La politique des puissances de l'OTAN a été, à l'inverse, de poursuivre l'escalade maximale possible de la guerre, cherchant, par l'assujettissement de l'ex-Union soviétique, un moyen de compenser et de contrebalancer la crise du capitalisme tant américain qu'européen.

Cet article paraît alors que le régime ukrainien traverse une crise de plus en plus profonde. Un sondage réalisé par l'institut ukrainien SOCIS, publié le 6 août, révèle que 49,3 % des Ukrainiens désignent la corruption gouvernementale comme le plus grand préjudice causé au pays, contre 44,6 % qui désignent les attaques russes de drones et de missiles. À l'intérieur de l'Ukraine, l'opposition à la conscription forcée grandit, avec de larges et significatives manifestations dans tout le pays contre l'enlèvement de jeunes gens par des bandes de recruteurs sillonnant les rues.

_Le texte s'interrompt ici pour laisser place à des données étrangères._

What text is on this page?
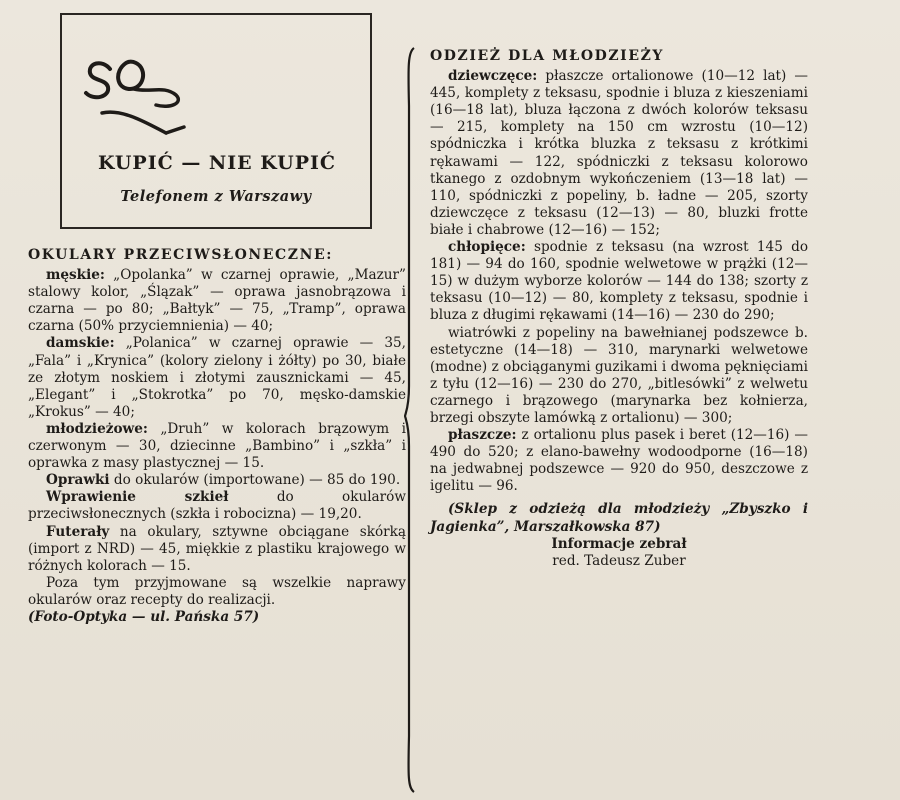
KUPIĆ — NIE KUPIĆ
Telefonem z Warszawy
OKULARY PRZECIWSŁONECZNE:

męskie: „Opolanka” w czarnej oprawie, „Mazur” stalowy kolor, „Ślązak” — oprawa jasnobrązowa i czarna — po 80; „Bałtyk” — 75, „Tramp”, oprawa czarna (50% przyciemnienia) — 40;

damskie: „Polanica” w czarnej oprawie — 35, „Fala” i „Krynica” (kolory zielony i żółty) po 30, białe ze złotym noskiem i złotymi zausznickami — 45, „Elegant” i „Stokrotka” po 70, męsko-damskie „Krokus” — 40;

młodzieżowe: „Druh” w kolorach brązowym i czerwonym — 30, dziecinne „Bambino” i „szkła” i oprawka z masy plastycznej — 15.

Oprawki do okularów (importowane) — 85 do 190.

Wprawienie szkieł do okularów przeciwsłonecznych (szkła i robocizna) — 19,20.

Futerały na okulary, sztywne obciągane skórką (import z NRD) — 45, miękkie z plastiku krajowego w różnych kolorach — 15.

Poza tym przyjmowane są wszelkie naprawy okularów oraz recepty do realizacji.

(Foto-Optyka — ul. Pańska 57)

ODZIEŻ DLA MŁODZIEŻY

dziewczęce: płaszcze ortalionowe (10—12 lat) — 445, komplety z teksasu, spodnie i bluza z kieszeniami (16—18 lat), bluza łączona z dwóch kolorów teksasu — 215, komplety na 150 cm wzrostu (10—12) spódniczka i krótka bluzka z teksasu z krótkimi rękawami — 122, spódniczki z teksasu kolorowo tkanego z ozdobnym wykończeniem (13—18 lat) — 110, spódniczki z popeliny, b. ładne — 205, szorty dziewczęce z teksasu (12—13) — 80, bluzki frotte białe i chabrowe (12—16) — 152;

chłopięce: spodnie z teksasu (na wzrost 145 do 181) — 94 do 160, spodnie welwetowe w prążki (12—15) w dużym wyborze kolorów — 144 do 138; szorty z teksasu (10—12) — 80, komplety z teksasu, spodnie i bluza z długimi rękawami (14—16) — 230 do 290;

wiatrówki z popeliny na bawełnianej podszewce b. estetyczne (14—18) — 310, marynarki welwetowe (modne) z obciąganymi guzikami i dwoma pęknięciami z tyłu (12—16) — 230 do 270, „bitlesówki” z welwetu czarnego i brązowego (marynarka bez kołnierza, brzegi obszyte lamówką z ortalionu) — 300;

płaszcze: z ortalionu plus pasek i beret (12—16) — 490 do 520; z elano-bawełny wodoodporne (16—18) na jedwabnej podszewce — 920 do 950, deszczowe z igelitu — 96.

(Sklep z odzieżą dla młodzieży „Zbyszko i Jagienka”, Marszałkowska 87)

Informacje zebrał

red. Tadeusz Zuber
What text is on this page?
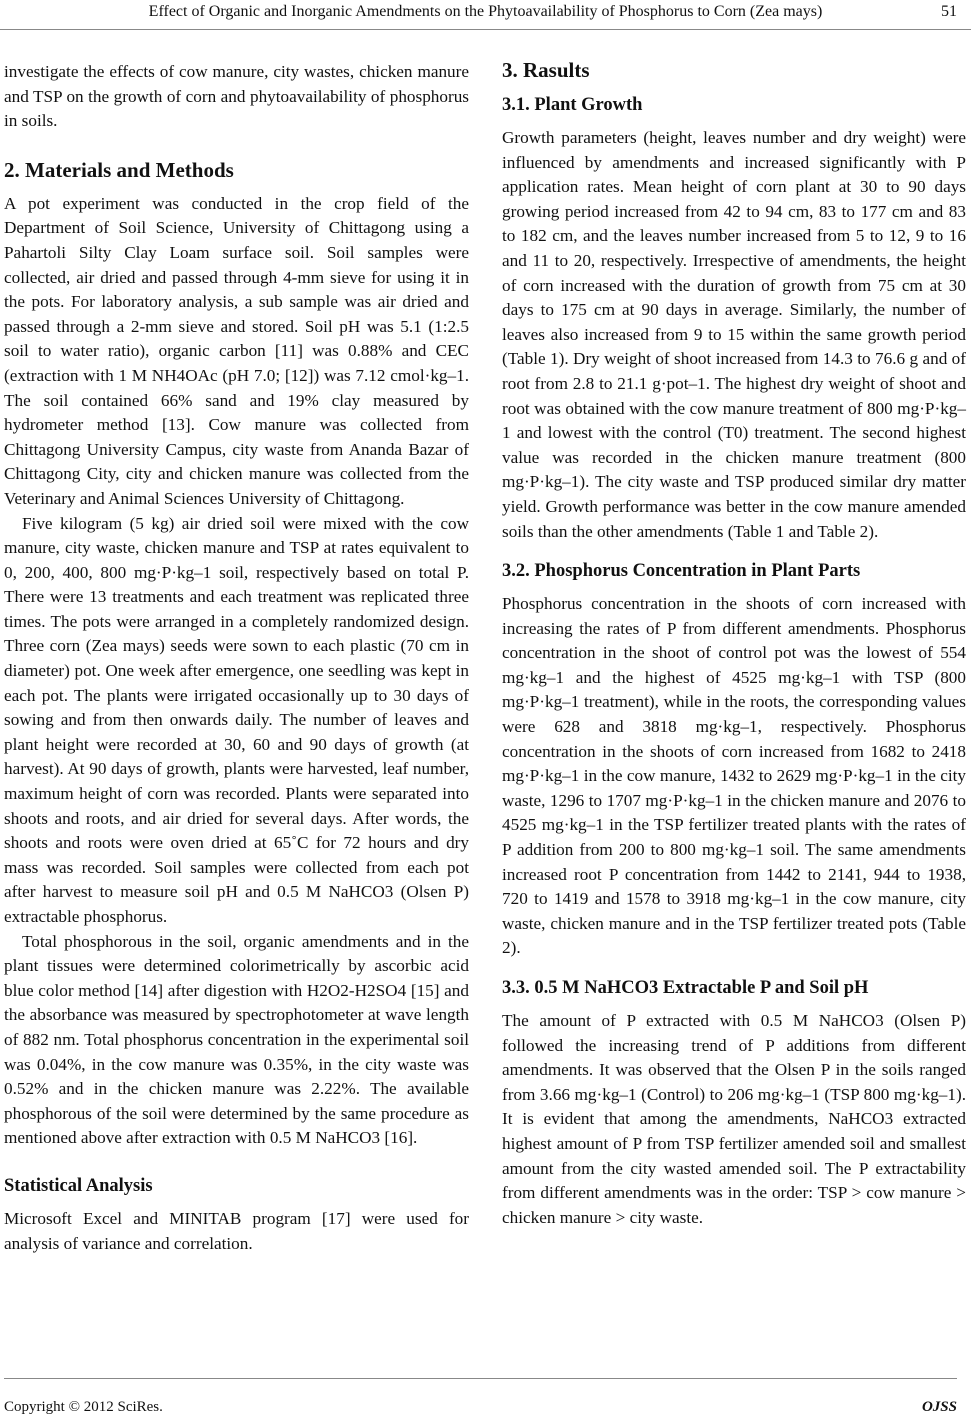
Effect of Organic and Inorganic Amendments on the Phytoavailability of Phosphorus to Corn (Zea mays)	51

investigate the effects of cow manure, city wastes, chicken manure and TSP on the growth of corn and phytoavailability of phosphorus in soils.

2. Materials and Methods

A pot experiment was conducted in the crop field of the Department of Soil Science, University of Chittagong using a Pahartoli Silty Clay Loam surface soil. Soil samples were collected, air dried and passed through 4-mm sieve for using it in the pots. For laboratory analysis, a sub sample was air dried and passed through a 2-mm sieve and stored. Soil pH was 5.1 (1:2.5 soil to water ratio), organic carbon [11] was 0.88% and CEC (extraction with 1 M NH4OAc (pH 7.0; [12]) was 7.12 cmol·kg–1. The soil contained 66% sand and 19% clay measured by hydrometer method [13]. Cow manure was collected from Chittagong University Campus, city waste from Ananda Bazar of Chittagong City, city and chicken manure was collected from the Veterinary and Animal Sciences University of Chittagong.

Five kilogram (5 kg) air dried soil were mixed with the cow manure, city waste, chicken manure and TSP at rates equivalent to 0, 200, 400, 800 mg·P·kg–1 soil, respectively based on total P. There were 13 treatments and each treatment was replicated three times. The pots were arranged in a completely randomized design. Three corn (Zea mays) seeds were sown to each plastic (70 cm in diameter) pot. One week after emergence, one seedling was kept in each pot. The plants were irrigated occasionally up to 30 days of sowing and from then onwards daily. The number of leaves and plant height were recorded at 30, 60 and 90 days of growth (at harvest). At 90 days of growth, plants were harvested, leaf number, maximum height of corn was recorded. Plants were separated into shoots and roots, and air dried for several days. After words, the shoots and roots were oven dried at 65˚C for 72 hours and dry mass was recorded. Soil samples were collected from each pot after harvest to measure soil pH and 0.5 M NaHCO3 (Olsen P) extractable phosphorus.

Total phosphorous in the soil, organic amendments and in the plant tissues were determined colorimetrically by ascorbic acid blue color method [14] after digestion with H2O2-H2SO4 [15] and the absorbance was measured by spectrophotometer at wave length of 882 nm. Total phosphorus concentration in the experimental soil was 0.04%, in the cow manure was 0.35%, in the city waste was 0.52% and in the chicken manure was 2.22%. The available phosphorous of the soil were determined by the same procedure as mentioned above after extraction with 0.5 M NaHCO3 [16].

Statistical Analysis

Microsoft Excel and MINITAB program [17] were used for analysis of variance and correlation.

3. Rasults
3.1. Plant Growth

Growth parameters (height, leaves number and dry weight) were influenced by amendments and increased significantly with P application rates. Mean height of corn plant at 30 to 90 days growing period increased from 42 to 94 cm, 83 to 177 cm and 83 to 182 cm, and the leaves number increased from 5 to 12, 9 to 16 and 11 to 20, respectively. Irrespective of amendments, the height of corn increased with the duration of growth from 75 cm at 30 days to 175 cm at 90 days in average. Similarly, the number of leaves also increased from 9 to 15 within the same growth period (Table 1). Dry weight of shoot increased from 14.3 to 76.6 g and of root from 2.8 to 21.1 g·pot–1. The highest dry weight of shoot and root was obtained with the cow manure treatment of 800 mg·P·kg–1 and lowest with the control (T0) treatment. The second highest value was recorded in the chicken manure treatment (800 mg·P·kg–1). The city waste and TSP produced similar dry matter yield. Growth performance was better in the cow manure amended soils than the other amendments (Table 1 and Table 2).

3.2. Phosphorus Concentration in Plant Parts

Phosphorus concentration in the shoots of corn increased with increasing the rates of P from different amendments. Phosphorus concentration in the shoot of control pot was the lowest of 554 mg·kg–1 and the highest of 4525 mg·kg–1 with TSP (800 mg·P·kg–1 treatment), while in the roots, the corresponding values were 628 and 3818 mg·kg–1, respectively. Phosphorus concentration in the shoots of corn increased from 1682 to 2418 mg·P·kg–1 in the cow manure, 1432 to 2629 mg·P·kg–1 in the city waste, 1296 to 1707 mg·P·kg–1 in the chicken manure and 2076 to 4525 mg·kg–1 in the TSP fertilizer treated plants with the rates of P addition from 200 to 800 mg·kg–1 soil. The same amendments increased root P concentration from 1442 to 2141, 944 to 1938, 720 to 1419 and 1578 to 3918 mg·kg–1 in the cow manure, city waste, chicken manure and in the TSP fertilizer treated pots (Table 2).

3.3. 0.5 M NaHCO3 Extractable P and Soil pH

The amount of P extracted with 0.5 M NaHCO3 (Olsen P) followed the increasing trend of P additions from different amendments. It was observed that the Olsen P in the soils ranged from 3.66 mg·kg–1 (Control) to 206 mg·kg–1 (TSP 800 mg·kg–1). It is evident that among the amendments, NaHCO3 extracted highest amount of P from TSP fertilizer amended soil and smallest amount from the city wasted amended soil. The P extractability from different amendments was in the order: TSP > cow manure > chicken manure > city waste.

Copyright © 2012 SciRes.	OJSS
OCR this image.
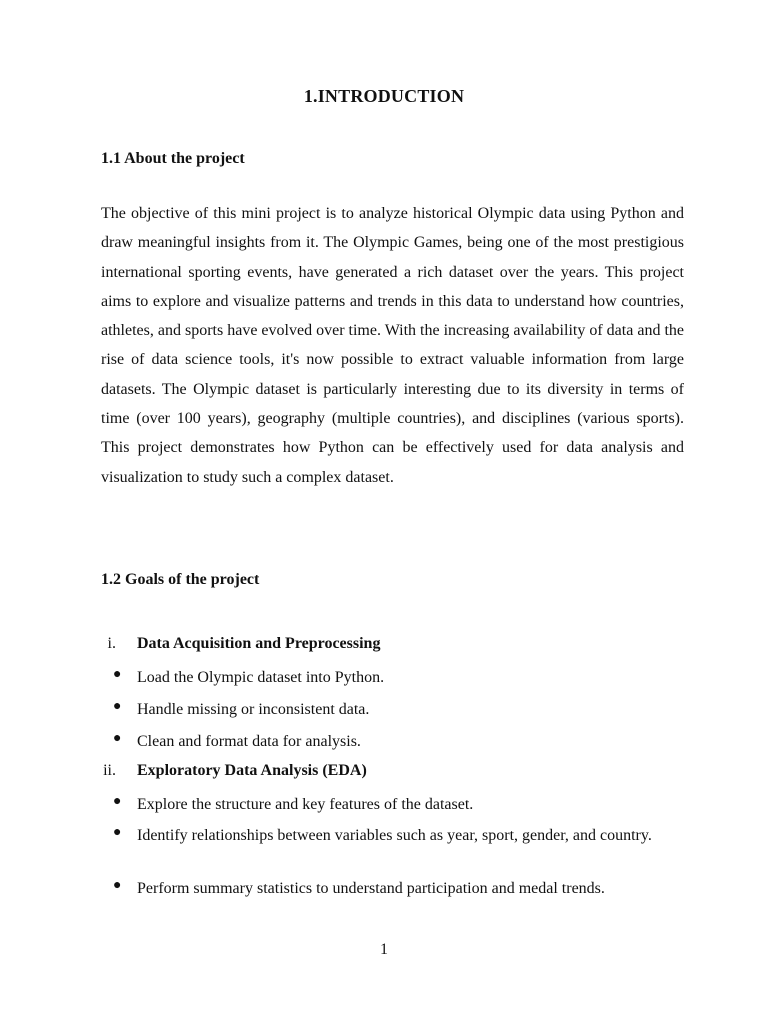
1.INTRODUCTION
1.1 About the project

The objective of this mini project is to analyze historical Olympic data using Python and draw meaningful insights from it. The Olympic Games, being one of the most prestigious international sporting events, have generated a rich dataset over the years. This project aims to explore and visualize patterns and trends in this data to understand how countries, athletes, and sports have evolved over time. With the increasing availability of data and the rise of data science tools, it's now possible to extract valuable information from large datasets. The Olympic dataset is particularly interesting due to its diversity in terms of time (over 100 years), geography (multiple countries), and disciplines (various sports). This project demonstrates how Python can be effectively used for data analysis and visualization to study such a complex dataset.

1.2 Goals of the project
i. Data Acquisition and Preprocessing
● Load the Olympic dataset into Python.
● Handle missing or inconsistent data.
● Clean and format data for analysis.
ii. Exploratory Data Analysis (EDA)
● Explore the structure and key features of the dataset.
● Identify relationships between variables such as year, sport, gender, and country.
● Perform summary statistics to understand participation and medal trends.
1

Le Times parle au nom du Parti démocrate et des secteurs des services de renseignement et de la classe dirigeante dont l'opposition à Trump s'est concentrée sur la politique étrangère. Deux mois avant les élections de mi-mandat du 3 novembre, la préoccupation centrale des démocrates est d'obtenir une escalade massive de la guerre contre la Russie. L'administration Trump, de son côté, a envoyé le mois dernier le directeur de la CIA à Moscou, tout en bombardant l'Iran et en préparant la guerre contre la Chine.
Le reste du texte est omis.